I never knew what crop-scouting was, but now it is a regular date form for us. We deck ourselves out in our red and black plaid lumberman jackets, pick up a coffee, and drive through the countryside, past our own fields, past rented fields and customers’ fields talking farming, family, and friends. All the while, my farmer husband is assessing the progress and readiness of the land and crops. It is simple, but it is good.
As I’ve said elsewhere, our best crop has been our four kids. Two of those kids have followed their Dad into farming and are becoming able farmers in their own right. They gather around the kitchen table or on the pergola to exchange the tales of the previous day, comparing rainfall amounts from one farm to the next while the cell phone rings incessantly.
“Freddeh”, says the one farmer, “we had an inch and three tenths in fifteen minutes. It’s gonna take a long time to dry again.”
Another farmer from further north calls and says, “It was nothing more than a heavy dew.”

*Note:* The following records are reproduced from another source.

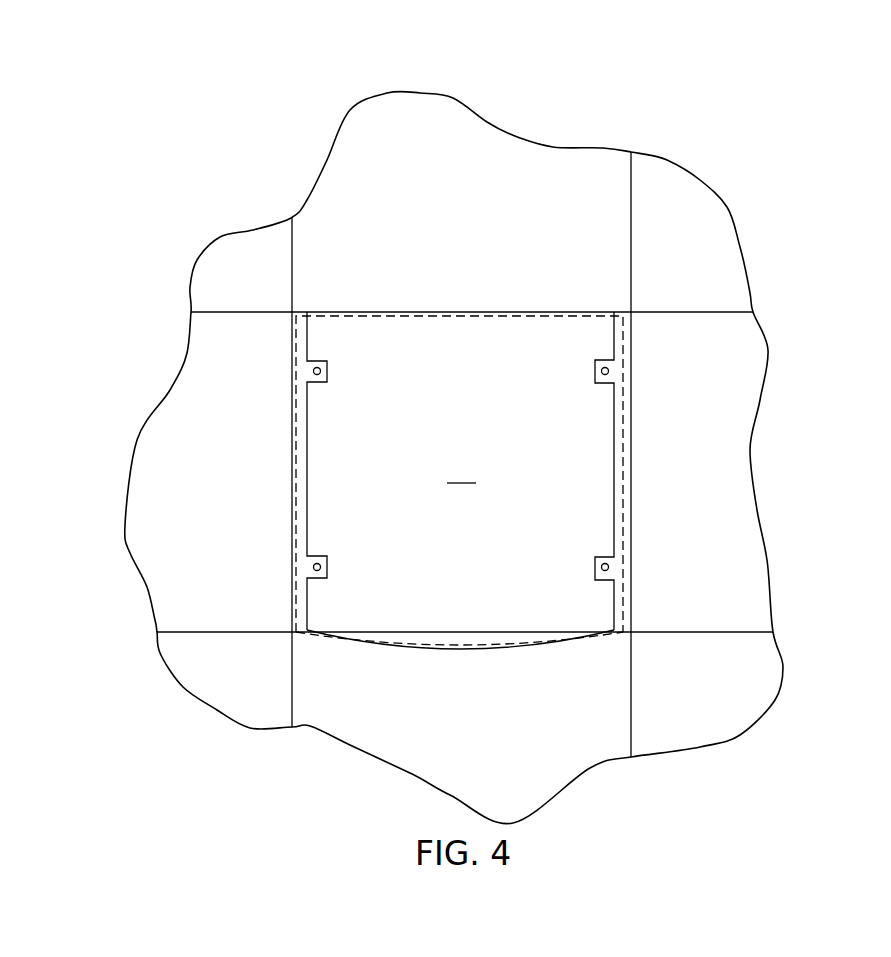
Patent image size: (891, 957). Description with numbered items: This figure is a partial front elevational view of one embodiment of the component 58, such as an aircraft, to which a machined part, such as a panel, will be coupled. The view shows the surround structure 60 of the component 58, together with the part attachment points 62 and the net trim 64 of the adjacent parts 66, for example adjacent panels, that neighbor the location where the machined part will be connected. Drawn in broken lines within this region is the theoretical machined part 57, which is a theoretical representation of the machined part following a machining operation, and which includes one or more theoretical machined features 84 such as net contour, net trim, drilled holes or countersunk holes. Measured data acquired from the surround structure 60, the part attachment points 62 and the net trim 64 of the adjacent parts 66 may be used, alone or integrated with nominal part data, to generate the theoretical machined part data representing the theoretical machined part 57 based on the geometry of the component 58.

The theoretical machined part 57 is at (461, 472).
The component 58 is at (479, 444).
The surround structure 60 is at (770, 603).
The part attachment points 62 is at (307, 372).
The net trim 64 is at (462, 480).
The adjacent parts 66 is at (520, 165).
The theoretical machined features 84 is at (434, 656).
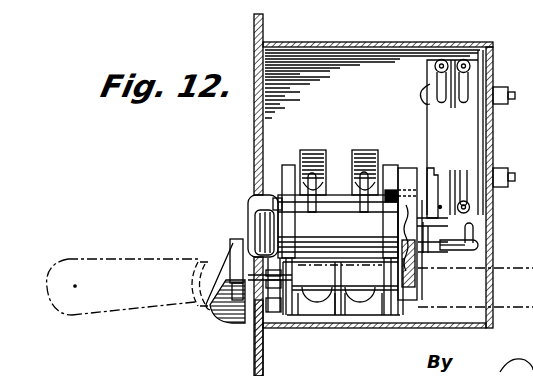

“Who needs twitter?”, says my husband.
The days are long, the debts are deep, and most of my days are filled with interruptions, but there is a rich sense of reward to this farming thing, and I’m glad I was blinded. We are both pressed and privileged to be so tied to the seasons and the weather. My farmer husband and kids work hard to nurture a fruitful crop, but they know that it all comes down to the mystery of a seed dying and becoming something new and alive.
“Somebody who’d bale a family together with the soft strong bonds of sharing, who would laugh and then sigh, and then reply, with smiling eyes, when his son says he wants to ‘spend his life doing what dad does.'” (Harvey)
God did make a farmer. And I married him.